Reporting Bob Pompeani
PITTSBURGH (KDKA) — When you enter the newly remodeled Pro Football Hall of Fame in Canton Ohio, you’re entering what is now quickly becoming a shrine to the Pittsburgh Steelers.
“There’s been a lot of Steelers elected to the Pro Football Hall of Fame. In fact, they have the third most members of the Pro Football Hall of Fame with 20,” Joe Horrigan , VP of communications for the Pro Football Hall of Fame, said.
“The Chicago Bears and the Green Bay Packers are just slightly ahead of the Steelers and that’s really more because of their length of time in the league. The Bears have been around since 1920 and the Packers since ‘21.”
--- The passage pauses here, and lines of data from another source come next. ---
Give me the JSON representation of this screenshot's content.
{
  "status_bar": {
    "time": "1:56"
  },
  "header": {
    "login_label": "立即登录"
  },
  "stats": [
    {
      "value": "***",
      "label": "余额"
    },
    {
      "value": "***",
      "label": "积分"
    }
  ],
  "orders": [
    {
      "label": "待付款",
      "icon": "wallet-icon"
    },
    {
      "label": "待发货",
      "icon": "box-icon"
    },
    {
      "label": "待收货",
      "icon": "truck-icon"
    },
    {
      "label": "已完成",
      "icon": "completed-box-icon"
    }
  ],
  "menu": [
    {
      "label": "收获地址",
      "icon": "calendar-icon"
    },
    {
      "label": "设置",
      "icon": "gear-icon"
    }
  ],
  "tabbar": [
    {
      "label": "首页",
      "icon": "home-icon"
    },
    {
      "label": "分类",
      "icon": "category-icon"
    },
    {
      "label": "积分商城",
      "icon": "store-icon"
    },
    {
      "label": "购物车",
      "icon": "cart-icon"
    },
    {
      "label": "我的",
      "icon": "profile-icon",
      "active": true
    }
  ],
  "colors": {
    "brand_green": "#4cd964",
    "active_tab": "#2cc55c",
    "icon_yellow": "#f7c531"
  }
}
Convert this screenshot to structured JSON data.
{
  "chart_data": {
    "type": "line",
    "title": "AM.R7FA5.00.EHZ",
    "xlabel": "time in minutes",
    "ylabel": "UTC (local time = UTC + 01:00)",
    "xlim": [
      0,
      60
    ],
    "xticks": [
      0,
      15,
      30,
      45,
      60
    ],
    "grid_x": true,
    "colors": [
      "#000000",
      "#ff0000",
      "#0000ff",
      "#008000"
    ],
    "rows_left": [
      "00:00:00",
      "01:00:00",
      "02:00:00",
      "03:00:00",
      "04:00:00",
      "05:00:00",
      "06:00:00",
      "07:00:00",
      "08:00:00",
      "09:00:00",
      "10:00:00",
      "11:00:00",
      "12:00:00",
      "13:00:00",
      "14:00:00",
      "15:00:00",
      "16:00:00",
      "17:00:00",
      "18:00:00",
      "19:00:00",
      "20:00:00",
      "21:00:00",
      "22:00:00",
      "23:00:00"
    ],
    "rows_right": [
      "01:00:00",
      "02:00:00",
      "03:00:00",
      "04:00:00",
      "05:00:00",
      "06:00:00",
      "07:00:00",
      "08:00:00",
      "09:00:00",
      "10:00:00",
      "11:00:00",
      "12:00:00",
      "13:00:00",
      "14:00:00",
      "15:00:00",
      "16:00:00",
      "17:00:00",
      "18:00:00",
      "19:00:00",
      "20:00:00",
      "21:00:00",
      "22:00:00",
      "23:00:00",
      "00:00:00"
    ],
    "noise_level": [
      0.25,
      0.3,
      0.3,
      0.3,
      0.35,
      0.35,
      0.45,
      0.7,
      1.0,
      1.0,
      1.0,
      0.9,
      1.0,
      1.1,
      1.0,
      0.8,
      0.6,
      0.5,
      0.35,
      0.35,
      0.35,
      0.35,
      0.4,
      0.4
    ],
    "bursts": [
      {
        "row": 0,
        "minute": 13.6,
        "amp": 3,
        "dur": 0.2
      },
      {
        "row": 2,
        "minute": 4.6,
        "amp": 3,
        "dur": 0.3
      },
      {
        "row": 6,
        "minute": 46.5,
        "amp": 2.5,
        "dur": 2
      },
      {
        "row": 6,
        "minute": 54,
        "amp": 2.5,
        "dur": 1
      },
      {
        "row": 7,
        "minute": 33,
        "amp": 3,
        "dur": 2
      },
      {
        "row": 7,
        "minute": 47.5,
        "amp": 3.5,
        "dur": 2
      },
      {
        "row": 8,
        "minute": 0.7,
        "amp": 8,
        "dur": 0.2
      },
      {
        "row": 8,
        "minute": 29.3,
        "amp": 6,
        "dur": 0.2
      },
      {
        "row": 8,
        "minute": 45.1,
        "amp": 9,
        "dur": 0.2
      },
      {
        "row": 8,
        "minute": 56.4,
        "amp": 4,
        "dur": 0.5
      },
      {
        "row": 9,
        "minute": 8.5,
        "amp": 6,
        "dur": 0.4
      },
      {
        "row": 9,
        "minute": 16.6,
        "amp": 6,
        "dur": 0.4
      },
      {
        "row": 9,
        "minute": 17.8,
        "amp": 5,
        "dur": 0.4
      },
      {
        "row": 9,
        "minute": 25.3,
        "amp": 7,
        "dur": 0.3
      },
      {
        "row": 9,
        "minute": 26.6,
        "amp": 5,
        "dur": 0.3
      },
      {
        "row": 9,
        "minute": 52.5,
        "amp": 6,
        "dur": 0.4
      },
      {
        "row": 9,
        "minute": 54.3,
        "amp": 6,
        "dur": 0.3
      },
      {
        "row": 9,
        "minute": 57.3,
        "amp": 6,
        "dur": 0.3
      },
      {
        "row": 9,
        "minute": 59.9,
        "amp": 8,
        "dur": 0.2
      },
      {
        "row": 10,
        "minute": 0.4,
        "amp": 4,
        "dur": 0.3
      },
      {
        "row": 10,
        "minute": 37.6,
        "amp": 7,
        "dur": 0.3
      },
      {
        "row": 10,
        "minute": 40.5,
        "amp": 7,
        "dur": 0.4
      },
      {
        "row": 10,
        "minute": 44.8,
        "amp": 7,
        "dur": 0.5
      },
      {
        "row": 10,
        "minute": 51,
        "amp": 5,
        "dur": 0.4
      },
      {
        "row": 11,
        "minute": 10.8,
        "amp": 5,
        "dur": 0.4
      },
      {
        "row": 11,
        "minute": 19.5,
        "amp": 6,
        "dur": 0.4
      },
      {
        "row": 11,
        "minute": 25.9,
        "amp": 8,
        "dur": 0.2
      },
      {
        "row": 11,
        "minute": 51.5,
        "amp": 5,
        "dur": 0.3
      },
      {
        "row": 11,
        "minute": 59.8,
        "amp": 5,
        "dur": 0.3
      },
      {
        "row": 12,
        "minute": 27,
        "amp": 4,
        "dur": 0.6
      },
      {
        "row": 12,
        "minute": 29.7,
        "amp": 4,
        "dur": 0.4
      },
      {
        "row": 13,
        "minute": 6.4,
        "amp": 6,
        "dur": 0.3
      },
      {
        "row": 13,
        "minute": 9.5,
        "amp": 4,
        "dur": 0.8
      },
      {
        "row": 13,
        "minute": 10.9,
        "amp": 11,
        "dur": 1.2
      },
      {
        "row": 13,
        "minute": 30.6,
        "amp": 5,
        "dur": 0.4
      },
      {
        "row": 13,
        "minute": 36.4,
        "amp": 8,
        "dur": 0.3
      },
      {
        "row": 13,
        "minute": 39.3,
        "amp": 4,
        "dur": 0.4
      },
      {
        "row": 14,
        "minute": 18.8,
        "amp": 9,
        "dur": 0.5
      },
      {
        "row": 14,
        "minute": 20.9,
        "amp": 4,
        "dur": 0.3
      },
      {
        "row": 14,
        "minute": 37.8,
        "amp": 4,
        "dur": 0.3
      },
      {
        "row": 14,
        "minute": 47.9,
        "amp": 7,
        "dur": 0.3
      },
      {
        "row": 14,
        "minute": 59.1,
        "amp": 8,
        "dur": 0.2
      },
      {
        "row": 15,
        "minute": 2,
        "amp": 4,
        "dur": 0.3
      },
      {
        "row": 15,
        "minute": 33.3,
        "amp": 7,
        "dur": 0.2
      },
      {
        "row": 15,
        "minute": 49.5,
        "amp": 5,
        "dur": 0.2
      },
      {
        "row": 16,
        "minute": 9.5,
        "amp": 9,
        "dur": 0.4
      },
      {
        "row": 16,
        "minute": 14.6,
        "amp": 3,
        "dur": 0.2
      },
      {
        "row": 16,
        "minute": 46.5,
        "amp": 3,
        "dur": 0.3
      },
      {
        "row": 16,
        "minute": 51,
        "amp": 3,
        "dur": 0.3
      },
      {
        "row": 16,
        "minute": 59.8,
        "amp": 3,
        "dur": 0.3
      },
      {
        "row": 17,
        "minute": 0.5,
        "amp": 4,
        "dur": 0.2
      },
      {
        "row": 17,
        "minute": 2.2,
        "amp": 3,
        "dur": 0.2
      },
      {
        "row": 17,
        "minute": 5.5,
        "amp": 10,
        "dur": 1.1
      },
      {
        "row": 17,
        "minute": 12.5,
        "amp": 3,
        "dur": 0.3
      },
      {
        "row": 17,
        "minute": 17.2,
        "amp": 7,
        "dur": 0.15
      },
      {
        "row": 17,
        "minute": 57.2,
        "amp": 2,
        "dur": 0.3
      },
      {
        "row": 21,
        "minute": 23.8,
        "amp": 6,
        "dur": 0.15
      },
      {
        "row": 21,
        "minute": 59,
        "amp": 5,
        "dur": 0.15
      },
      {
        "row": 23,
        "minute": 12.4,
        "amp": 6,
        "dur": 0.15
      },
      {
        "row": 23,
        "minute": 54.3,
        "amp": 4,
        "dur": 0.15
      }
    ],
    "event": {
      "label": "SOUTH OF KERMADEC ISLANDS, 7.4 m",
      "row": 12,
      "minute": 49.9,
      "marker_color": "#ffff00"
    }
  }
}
All of the Steeler greats are enshrined forever starting with the chief Art Rooney, the great defensive members of the Steel Curtain including Jack Ham, Jack Lambert, Mel Blount and perhaps the greatest of them all Joe Green.
And now one of the greatest unrecognized cornerbacks in NFL history will be inducted, Pittsburgh’s own Jack Butler.
From 1951 to 1959, Jack was the premiere cornerback of his era and was a threat to any quarterback who dared to pass against him.
Today he would be making multiple millions of dollars a year, but Jack’s compensation was just fine as he was concerned.
“My first year I made $4,000. Nine years later, I made $12,000, so my average, if you, what averaged them out some way, say I’d got a thousand dollars year raise – I made like $8,000 a year,” he said.
The great offensive players include Super Bowl IX MVP Franco Harris, Super Bowl X MVP Lynn Swan, John Stallworth and four-time Super Bowl winning quarter back Terry Bradshaw.
And now joining Mike Webster is the man who replaced him at center, Dermontti Dawson.
“I just tried to look at Mike and see what he did, you know, Mike was the first one in the weight room you know I thought I was pretty early getting into the weight room, but Mike was always there before I was,” he recalled.
“I just looked at Mike and just see how he kind of approached everything and you know I just tried to emulate some of the things that Mike did.”
He replaced a legend he was a perennial All-Pro and he played in Super Bowl XXX, but there is one element of his career that Dermontti will tell you he is most proud.
“The thing that I’m proud the most of is being a Steeler my whole career, retiring a Steeler and not going somewhere else,” he said.